Democratic presidential nominee Hillary Clinton is set to address the largest African-American religious convention Thursday as a growing number of blacks voice skepticism over her candidacy.
Founded in 1886, the National Baptist Convention, USA, Inc. is the nation's oldest and largest African American religious convention with an estimated membership of 7.5 million according to its website.
The group announced in a press release Monday that Clinton will address delegates at their convention in Kansas City, Kansas, at 5:00 p.m. on Thursday.
"Democratic presidential candidate, Hillary Clinton, will be allowed to address the delegates in attendance for the 136th Annual Session being held in the Kansas City Convention Center (KCCC). The NBC, USA, Inc," the statement said.
"The NBC, USA, Inc. encourages all members to be politically active by voting in all local, state and national elections. Churches are also encouraged to have voter registration drives throughout the year to ensure that all interests are represented in every election," the statement added.
The announcement comes on the heels of a recent New York Times report citing skepticism among young blacks about the Democratic presidential nominee.
According to The Times, four focus groups conducted in Cleveland and Jacksonville, Florida for the service employees union, a joint "super PAC" between organized labor and the billionaire environmentalist Tom Steyer, and a progressive group called Project New America showed that young African-Americans are not happy with Clinton.
"Young people feel discouraged and apprehensive about the political process as is, and then they look at the two options in front of us … Nobody has seen an agenda for African-American millennials. I don't think they believe she cares about them," Christopher Prudhome, 31, told the Times as he recounted a recurring conversation he has with other African-Americans as he travels around the country as the head of a nonpartisan group dedicated to registering young voters.

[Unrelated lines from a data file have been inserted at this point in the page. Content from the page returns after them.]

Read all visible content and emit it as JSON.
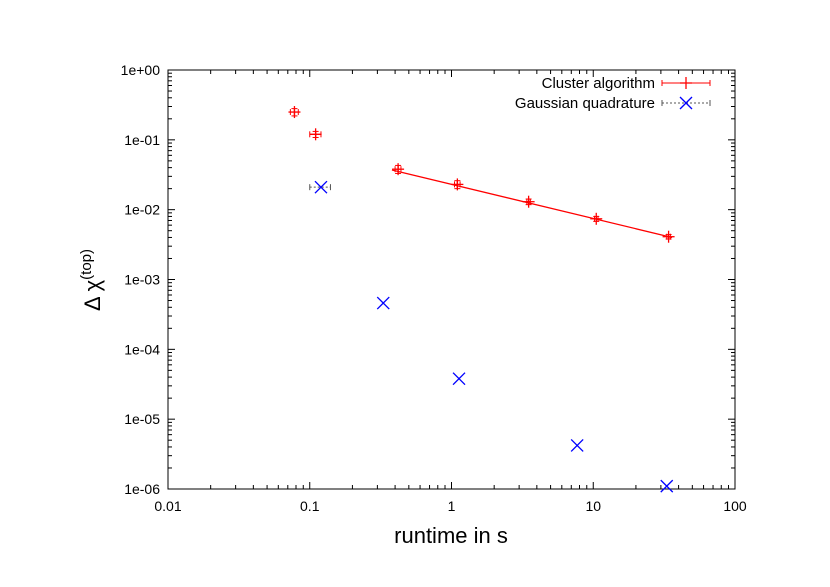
{
  "chart_data": {
    "type": "scatter",
    "xlabel": "runtime in s",
    "ylabel_base": "Δ χ",
    "ylabel_sup": "(top)",
    "xscale": "log",
    "yscale": "log",
    "xlim": [
      0.01,
      100
    ],
    "ylim": [
      1e-06,
      1
    ],
    "x_ticks": [
      {
        "value": 0.01,
        "label": "0.01"
      },
      {
        "value": 0.1,
        "label": "0.1"
      },
      {
        "value": 1,
        "label": "1"
      },
      {
        "value": 10,
        "label": "10"
      },
      {
        "value": 100,
        "label": "100"
      }
    ],
    "y_ticks": [
      {
        "value": 1,
        "label": "1e+00"
      },
      {
        "value": 0.1,
        "label": "1e-01"
      },
      {
        "value": 0.01,
        "label": "1e-02"
      },
      {
        "value": 0.001,
        "label": "1e-03"
      },
      {
        "value": 0.0001,
        "label": "1e-04"
      },
      {
        "value": 1e-05,
        "label": "1e-05"
      },
      {
        "value": 1e-06,
        "label": "1e-06"
      }
    ],
    "grid": false,
    "legend_position": "top-right",
    "series": [
      {
        "name": "Cluster algorithm",
        "color": "#ff0000",
        "marker": "plus",
        "line_style": "solid",
        "points": [
          {
            "x": 0.078,
            "y": 0.25,
            "xerr": 0.005,
            "yerr": 0.03
          },
          {
            "x": 0.11,
            "y": 0.12,
            "xerr": 0.01,
            "yerr": 0.012
          },
          {
            "x": 0.42,
            "y": 0.038,
            "xerr": 0.02,
            "yerr": 0.005
          },
          {
            "x": 1.1,
            "y": 0.023,
            "xerr": 0.05,
            "yerr": 0.003
          },
          {
            "x": 3.5,
            "y": 0.013,
            "xerr": 0.1,
            "yerr": 0.0012
          },
          {
            "x": 10.5,
            "y": 0.0074,
            "xerr": 0.3,
            "yerr": 0.0006
          },
          {
            "x": 34,
            "y": 0.0041,
            "xerr": 1,
            "yerr": 0.0003
          }
        ],
        "fit_line": [
          {
            "x": 0.38,
            "y": 0.037
          },
          {
            "x": 36,
            "y": 0.004
          }
        ]
      },
      {
        "name": "Gaussian quadrature",
        "color": "#0000ff",
        "marker": "cross",
        "line_style": "dotted",
        "points": [
          {
            "x": 0.12,
            "y": 0.021,
            "xerr": 0.02
          },
          {
            "x": 0.33,
            "y": 0.00046
          },
          {
            "x": 1.13,
            "y": 3.8e-05
          },
          {
            "x": 7.7,
            "y": 4.2e-06
          },
          {
            "x": 33,
            "y": 1.1e-06
          }
        ]
      }
    ]
  }
}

In Florida, Ohio, Pennsylvania and Virginia, the Times explained, 70 percent of African Americans under 35 said they were backing Clinton, 8 percent showed support for Republican presidential candidate Donald Trump and 18 percent said they were backing another candidate or did not know whom they would support. President Barack Obama on the other hand won 92 percent of black voters under 45 nationally in 2012, according to exit polling.
Liberal operatives and advocacy groups have pegged this apathy as a cause of concern as black turnout hurt Democratic candidates in the last two midterm elections, the Times said. More than 25 percent of African-Americans are between 18 and 34, and 44 percent are older than 35, according to 2013 census data.
"There is no Democratic majority without these voters," Belcher told the Times. "The danger is that if you don't get these voters out, you've got the 2004 John Kerry electorate again."
Some voters are concerned that Clinton has spent too much time focusing on her Republican rival instead of articulating what her plans are for the African-American community.
"We already know what the deal is with Trump," Nathan Baskerville, a 35-year-old North Carolina state representative told the Times. "Tell us what your plan is to make our life better."
Addisu Demissie, Clinton's voter outreach and mobilization director said the former secretary of state has laid out a series of proposals on criminal justice.
"It is on us to make sure that that's known," Demissie said. "We share their goals, we share their values and we want to make sure that's reflected through our campaign."